Image :    NOTE: The below Blu-ray captures were taken directly from the Blu-ray disc.

Fantastic Voyage looks pretty sweet on Blu-ray from Fox.  The 1080P image shows a nice balance between film-like thickness and impressive detail. Colors are brighter and truer than SD can relate and the effects remain engrossing. Skin tones can have some warmth - contrast exhibits healthy, rich black levels. The image is very clean and I saw no noise. There is some texture with visible grain. There were a few examples of depth. The most attractive aspect would probably be the colors and the 2.35:1 frame presentation is marvelous. This Blu-ray has plenty of positives. Enough to compare as significantly superior to the last SE DVD. Hopefully the screen captures will give you a good indication of the improvement.

 

CLICK EACH BLU-RAY CAPTURE TO SEE ALL IMAGES IN FULL 1920X1080 RESOLUTION

 

 

 

 

 

 

 

 

 

 

 

 

 

 

 

Audio :

Great that Fox included the original mono score in lossless and we get the option of a 5.1 surround bump in DTS-HD Master at a robust 3409 kbps. As far as bumps go it's quite good with some more-obvious separations and eerie depth but the true star of the film is Leonard Roseman's brilliant score, to quote filmtracks.com here " The composer had made the decision not to score any of the film before the crew actually enters the human body, essentially identifying the music as a sound effect element of the environment within the body. Rosenman also approached the scoring process from the perspective of the unknown, using the score as an element of both curiosity and suspense. To do this, almost the entire score is atonal and dissonant." It is filled with ominous and cavernous high-pitched woodwinds that add so much atmosphere to the film presentation. It sounds wonderful via the lossless. I even sampled the mono and it seemed buoyant. There are foreign language DUBs as well as subtitle options and my Oppo has identified it as being a region FREE disc playable on Blu-ray machines worldwide.

 

 

Extras :

Supplements duplicate the last SE DVD with the commentary by film and music historian Jeff Bond, and the 17-minute Lava Lamps and Celluloid: A Tribute to the Visual Effects of Fantastic Voyage.
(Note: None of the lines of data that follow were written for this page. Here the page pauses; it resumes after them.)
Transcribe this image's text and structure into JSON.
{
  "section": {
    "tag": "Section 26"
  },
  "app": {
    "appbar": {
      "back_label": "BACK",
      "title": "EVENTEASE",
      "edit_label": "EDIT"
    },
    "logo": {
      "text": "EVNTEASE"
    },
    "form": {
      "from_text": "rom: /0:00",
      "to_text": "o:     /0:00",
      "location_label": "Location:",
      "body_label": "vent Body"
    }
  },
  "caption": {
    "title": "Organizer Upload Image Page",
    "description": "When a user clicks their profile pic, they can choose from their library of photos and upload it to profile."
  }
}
Once again we get the Whirlpool Scene - Storyboard to Scene which is actually changeable from 'storyboards' to 'storyboards/scene' to the 'final scene' via the red button on your remote. There are 13-minutes worth of Trailer and TV Spots and something cool - you may access the isolated score with it's own commentary by Jeff Bond, Nick Redman and Jon Burlingame. Old - but still good extras.

 

 

BOTTOM LINE:
I loved revisiting Fantastic Voyage in 1080P as the film has such inventive and unique visual sequences the improved quality and colors really benefit the presentation. This is truly one of the most memorable science-fiction efforts and at almost 50-years of age hold a lot of fond nostalgia. The Blu-ray is a significant step up from the past digital representations - in both video and audio. I love having this in my collection. We warmly recommend!